Completing an unbeaten run through the 23rd annual edition of this two-day event were senior Megan Bryan, the team captain participating in her third Academic Games; senior Phil Cotter, a second-year participant; junior Adam Lawrence, who was a member of the Würzburg team in 2005; sophomore Kailan Sierra-Davidson; and freshman Randall Bryan.
“This is the greatest team I’ve ever had,” Heidelberg coach Karen Primmer said after the seventh squad she has taken to the event downed Kaiserslautern 195-105 in the championship game.
“They practiced well, took criticism well, and everybody covered a subject area,” she said.

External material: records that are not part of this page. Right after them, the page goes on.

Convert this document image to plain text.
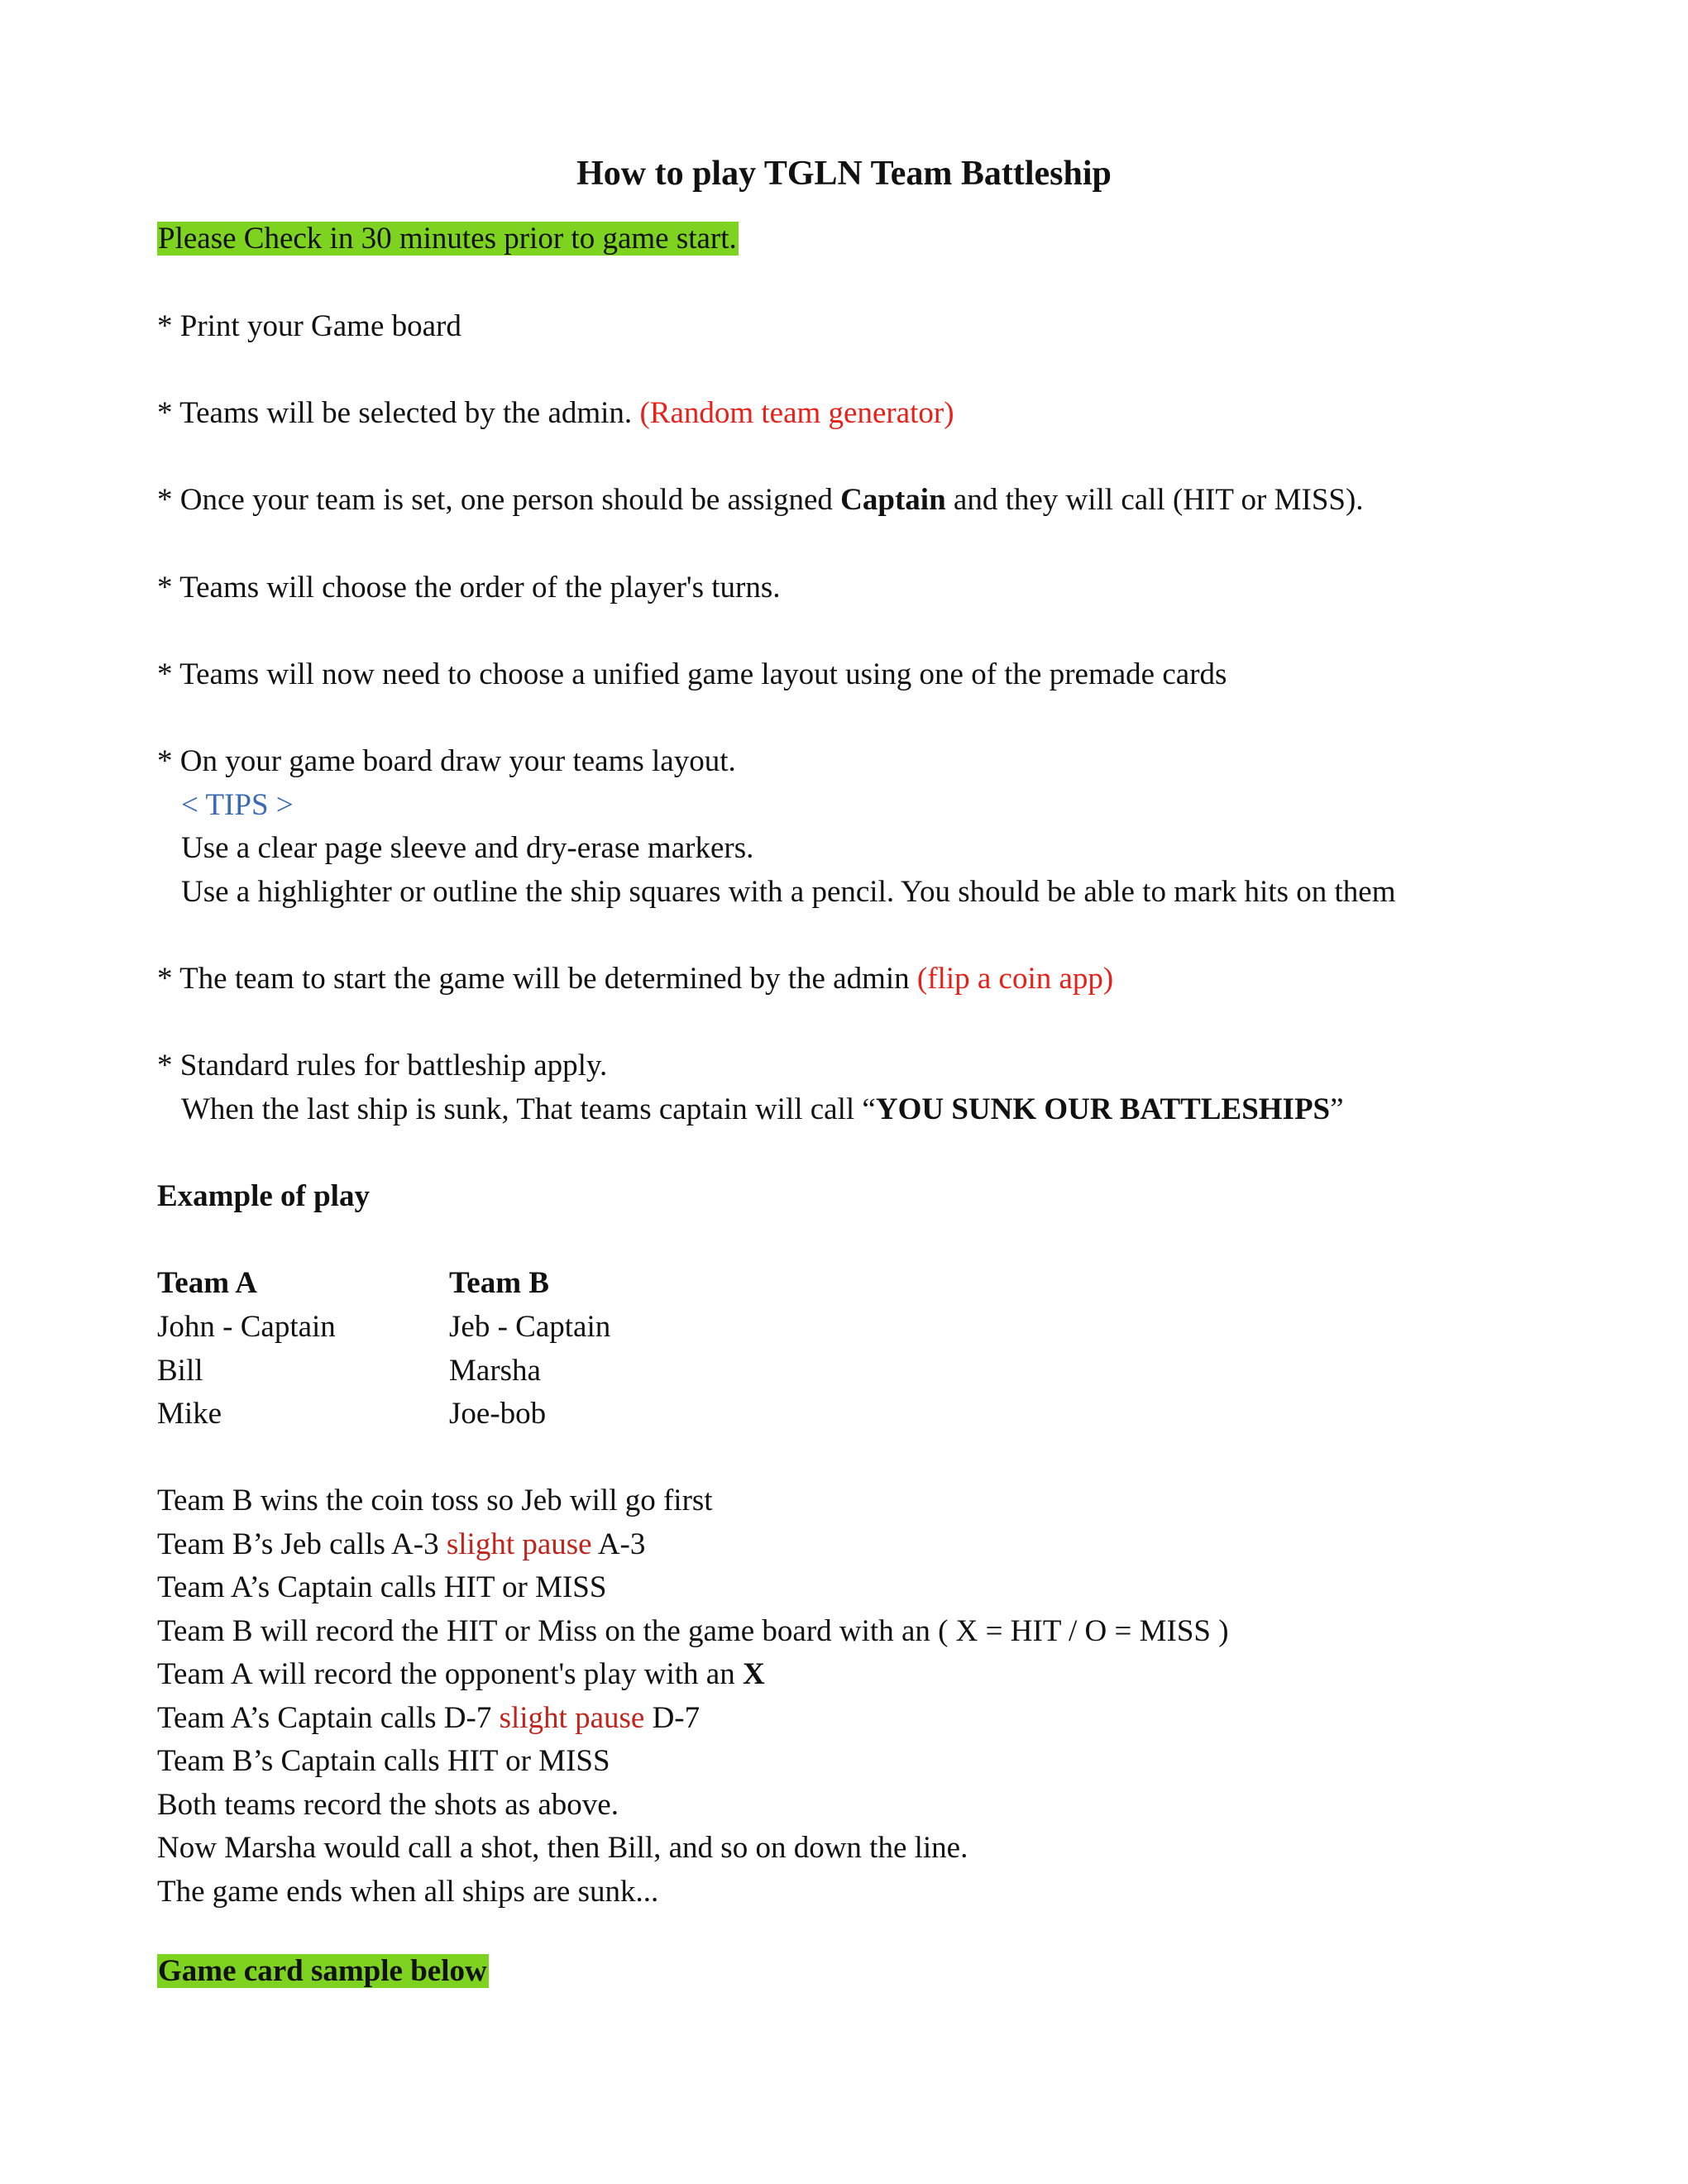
How to play TGLN Team Battleship
Please Check in 30 minutes prior to game start.
* Print your Game board
* Teams will be selected by the admin. (Random team generator)
* Once your team is set, one person should be assigned Captain and they will call (HIT or MISS).
* Teams will choose the order of the player's turns.
* Teams will now need to choose a unified game layout using one of the premade cards
* On your game board draw your teams layout.
< TIPS >
Use a clear page sleeve and dry-erase markers.
Use a highlighter or outline the ship squares with a pencil. You should be able to mark hits on them
* The team to start the game will be determined by the admin (flip a coin app)
* Standard rules for battleship apply.
When the last ship is sunk, That teams captain will call “YOU SUNK OUR BATTLESHIPS”
Example of play
Team A	Team B
John - Captain	Jeb - Captain
Bill	Marsha
Mike	Joe-bob
Team B wins the coin toss so Jeb will go first
Team B’s Jeb calls A-3 slight pause A-3
Team A’s Captain calls HIT or MISS
Team B will record the HIT or Miss on the game board with an ( X = HIT / O = MISS )
Team A will record the opponent's play with an X
Team A’s Captain calls D-7 slight pause D-7
Team B’s Captain calls HIT or MISS
Both teams record the shots as above.
Now Marsha would call a shot, then Bill, and so on down the line.
The game ends when all ships are sunk...
Game card sample below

The Academic Games are a quiz-format contest in which two teams attempt to be quicker than the other in answering 40 10-point questions covering all academic areas. Twenty-one schools ranging from Iceland to Bahrain spent the first day in pool play, with the top two teams from each of the four pools advancing to a double-elimination round.
Heidelberg reached the championship game Friday morning with a 145-105 victory over Kaiserslautern in the winners-bracket final, then downed the Red Raiders again in the title game.
As a consolation, the K-town team of Joshua Eklund, Tim Bailey, Mary Shoup, John Frank and Britini Van DeLinde took home the distinction of ending Ramstein’s four-year reign. Cast into the losers-bracket on Thursday night by Sigonella, Ramstein rebounded with an elimination-game victory over Aviano before taking on K-town.
K-town’s Eklund, voted MVP along with Ramstein’s Chris Kieta, answered “nylons” to the question, “What polymer is also the name of an article of women’s clothing?” to give K-town an insurmountable 125-90 lead in the losers-bracket final against Ramstein. Two questions later, Kaiserslautern won the match 125-100.
With K-town trailing 120-40 at halftime during the championship game against Heidelberg, Eklund came up with four straight correct answers after the break to close his team’s gap to 120-80.
Against Heidelberg’s generalists, however, K-town could come no closer.
“Our team was good because we had all the categories covered,” Heidelberg captain Bryan said. “We had an expert in history, experts in math, experts in science. We had few weaknesses.”
Bryan, who also praised her team’s chemistry, usually handled art and literature questions herself for the Lions, who last won this event in the 1980s.
Heidelberg’s Lawrence said his team received a boost when K-town, instead of Ramstein, turned up in the title game.
“We knew we had already beaten them,” he said.
For his part, Heidelberg’s Cotter talked about what might have been.
“We didn’t have a preference (about the final opponent),” he said, “but it would’ve been nice to face Ramstein, since we didn’t get to play them last year or this year.”
Whomever the foe, Primmer was full of praise for her team.
“Everything I asked them to do, they did,” she said. “If I told them to go home and learn something from the Periodic Table, they did. I look for good things in the future from all these kids.”